Il s’ensuit que M. Z était fondé à réclamer un rappel de salaire de 3 4012,94 euros pour la période du 1er novembre 2010 au 30 octobre 2013 dont il faut déduire la somme déjà versée de 3 323,73 euros par l’employeur au vu du bulletin de salaire.
Il sera donc fait droit à sa demande en paiement et dans la limite de celle-ci, du solde de 68,46 euros outre 6,84 euros pour les congés payés y afférents, par voie d’infirmation du jugement.
Sur le licenciement
M. Z soutient que son inaptitude définitive à l’origine de la mesure de licenciement résulte des
manquements de son employeur à ses obligations au travers
d’actes répétés caractérisant du harcèlement moral, un manquement à l’obligation de sécurité de résultat et un manquement à l’obligation d’exécution de bonne foi du contrat de travail.

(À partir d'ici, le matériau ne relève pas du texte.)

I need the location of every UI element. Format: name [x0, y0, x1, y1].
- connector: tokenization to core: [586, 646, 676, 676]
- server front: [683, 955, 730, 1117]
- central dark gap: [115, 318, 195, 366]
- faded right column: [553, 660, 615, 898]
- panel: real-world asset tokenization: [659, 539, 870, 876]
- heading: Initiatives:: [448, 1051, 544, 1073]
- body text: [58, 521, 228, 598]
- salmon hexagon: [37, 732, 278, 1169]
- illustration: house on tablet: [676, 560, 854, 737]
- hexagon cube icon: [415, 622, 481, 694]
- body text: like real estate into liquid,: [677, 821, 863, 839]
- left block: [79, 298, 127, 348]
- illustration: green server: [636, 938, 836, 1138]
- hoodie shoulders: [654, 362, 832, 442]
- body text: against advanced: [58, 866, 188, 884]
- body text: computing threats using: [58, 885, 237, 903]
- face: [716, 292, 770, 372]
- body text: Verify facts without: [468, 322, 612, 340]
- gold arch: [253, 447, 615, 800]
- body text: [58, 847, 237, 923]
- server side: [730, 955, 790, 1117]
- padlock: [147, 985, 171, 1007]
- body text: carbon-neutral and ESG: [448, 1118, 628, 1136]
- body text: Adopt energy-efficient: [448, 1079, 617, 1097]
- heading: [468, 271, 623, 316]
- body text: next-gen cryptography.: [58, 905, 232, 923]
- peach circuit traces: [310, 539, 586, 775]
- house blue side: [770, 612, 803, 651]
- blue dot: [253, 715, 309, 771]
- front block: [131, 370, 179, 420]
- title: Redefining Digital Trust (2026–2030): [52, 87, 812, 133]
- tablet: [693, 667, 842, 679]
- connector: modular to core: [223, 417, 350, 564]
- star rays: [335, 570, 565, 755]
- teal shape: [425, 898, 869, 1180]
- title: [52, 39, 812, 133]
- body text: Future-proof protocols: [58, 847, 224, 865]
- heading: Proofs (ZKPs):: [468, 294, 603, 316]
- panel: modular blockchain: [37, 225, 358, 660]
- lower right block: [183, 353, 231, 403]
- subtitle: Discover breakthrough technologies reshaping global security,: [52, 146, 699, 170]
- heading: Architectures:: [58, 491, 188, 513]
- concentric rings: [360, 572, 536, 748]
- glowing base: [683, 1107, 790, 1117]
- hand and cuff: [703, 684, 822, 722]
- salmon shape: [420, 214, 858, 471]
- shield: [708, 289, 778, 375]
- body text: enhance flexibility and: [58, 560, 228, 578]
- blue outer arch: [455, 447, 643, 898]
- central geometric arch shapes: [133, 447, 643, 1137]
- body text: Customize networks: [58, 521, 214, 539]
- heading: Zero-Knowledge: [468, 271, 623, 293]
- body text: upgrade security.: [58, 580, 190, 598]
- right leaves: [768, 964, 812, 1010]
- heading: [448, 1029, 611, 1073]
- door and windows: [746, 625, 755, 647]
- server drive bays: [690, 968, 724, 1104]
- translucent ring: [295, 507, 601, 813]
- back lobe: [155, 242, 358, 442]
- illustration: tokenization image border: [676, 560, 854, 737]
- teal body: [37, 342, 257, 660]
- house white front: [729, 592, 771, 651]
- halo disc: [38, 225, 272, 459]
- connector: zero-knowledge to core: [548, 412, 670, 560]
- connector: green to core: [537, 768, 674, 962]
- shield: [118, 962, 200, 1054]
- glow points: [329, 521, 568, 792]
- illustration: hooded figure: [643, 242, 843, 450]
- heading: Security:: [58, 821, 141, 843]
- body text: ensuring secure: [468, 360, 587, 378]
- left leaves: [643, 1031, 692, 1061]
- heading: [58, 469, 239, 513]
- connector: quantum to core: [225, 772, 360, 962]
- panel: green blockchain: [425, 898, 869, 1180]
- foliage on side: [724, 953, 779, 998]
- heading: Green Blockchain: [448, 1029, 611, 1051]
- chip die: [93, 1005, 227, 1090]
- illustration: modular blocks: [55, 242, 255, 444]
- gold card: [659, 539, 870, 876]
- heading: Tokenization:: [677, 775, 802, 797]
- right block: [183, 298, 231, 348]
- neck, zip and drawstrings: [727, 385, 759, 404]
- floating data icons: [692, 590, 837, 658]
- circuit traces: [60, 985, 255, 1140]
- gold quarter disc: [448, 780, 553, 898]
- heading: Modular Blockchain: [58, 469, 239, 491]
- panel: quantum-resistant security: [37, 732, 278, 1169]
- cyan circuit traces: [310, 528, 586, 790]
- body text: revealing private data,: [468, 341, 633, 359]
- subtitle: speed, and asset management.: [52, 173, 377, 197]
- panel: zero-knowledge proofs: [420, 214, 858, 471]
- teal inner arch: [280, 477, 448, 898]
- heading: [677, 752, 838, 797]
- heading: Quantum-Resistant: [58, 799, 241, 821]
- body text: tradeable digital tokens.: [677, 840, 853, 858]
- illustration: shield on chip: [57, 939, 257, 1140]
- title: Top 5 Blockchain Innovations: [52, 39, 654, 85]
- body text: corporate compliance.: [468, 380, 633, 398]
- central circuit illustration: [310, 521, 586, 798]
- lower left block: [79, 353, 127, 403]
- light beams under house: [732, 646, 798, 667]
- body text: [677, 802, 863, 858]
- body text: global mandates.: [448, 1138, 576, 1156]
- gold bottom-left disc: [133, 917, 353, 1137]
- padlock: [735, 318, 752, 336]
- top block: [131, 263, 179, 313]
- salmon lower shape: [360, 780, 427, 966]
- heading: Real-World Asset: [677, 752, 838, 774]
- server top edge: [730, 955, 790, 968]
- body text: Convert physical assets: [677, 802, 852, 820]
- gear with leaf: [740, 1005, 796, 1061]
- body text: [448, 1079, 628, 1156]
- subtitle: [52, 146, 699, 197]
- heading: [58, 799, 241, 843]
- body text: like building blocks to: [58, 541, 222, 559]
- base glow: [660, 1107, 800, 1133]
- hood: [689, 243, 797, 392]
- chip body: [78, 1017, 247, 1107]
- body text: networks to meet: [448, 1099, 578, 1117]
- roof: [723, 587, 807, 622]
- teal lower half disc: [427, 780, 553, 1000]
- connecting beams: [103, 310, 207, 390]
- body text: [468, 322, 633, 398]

Selon l’article L 1152-1 du code du travail, aucun salarié ne doit subir les agissements répétés de harcèlement moral qui ont pour objet ou pour effet une dégradation des conditions de travail susceptible de porter atteinte à ses droits et à sa dignité, d’altérer sa santé physique ou mentale ou de compromettre son avenir professionnel.

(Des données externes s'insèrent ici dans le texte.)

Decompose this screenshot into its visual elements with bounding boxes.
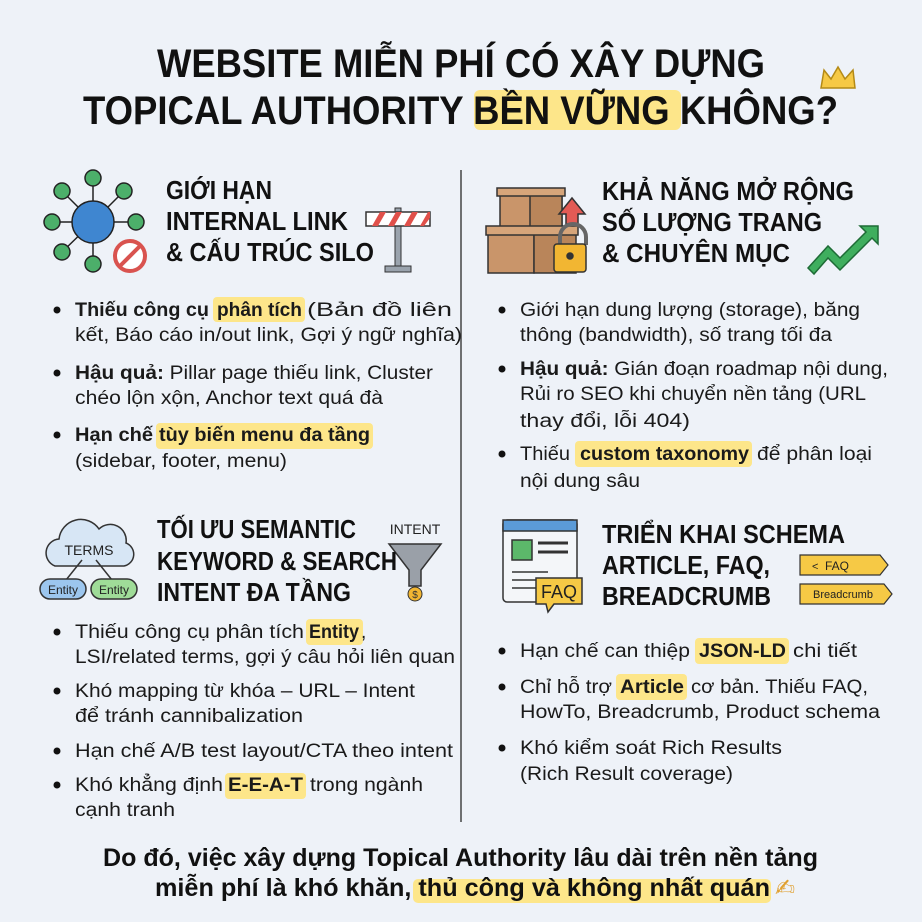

L’article L 1154-1 du même code prévoit qu’en cas de litige, le salarié concerné présente des éléments de faits laissant supposer l’existence d’un harcèlement. Il incombe alors à l’employeur, au vu de ces éléments, de prouver que ces agissements ne sont pas constitutifs d’un tel harcèlement et que sa décision est justifiée par des éléments objectifs étrangers à tout harcèlement.
En l’espèce, M. Z se prévaut de l’attitude malveillante de la société Optilogitic et des pressions répétées exercées à partir du mois de janvier 2013, à l’issue de son retour d’un arrêt maladie de plus de 2 mois, ayant eu pour effet de déstabiliser le salarié.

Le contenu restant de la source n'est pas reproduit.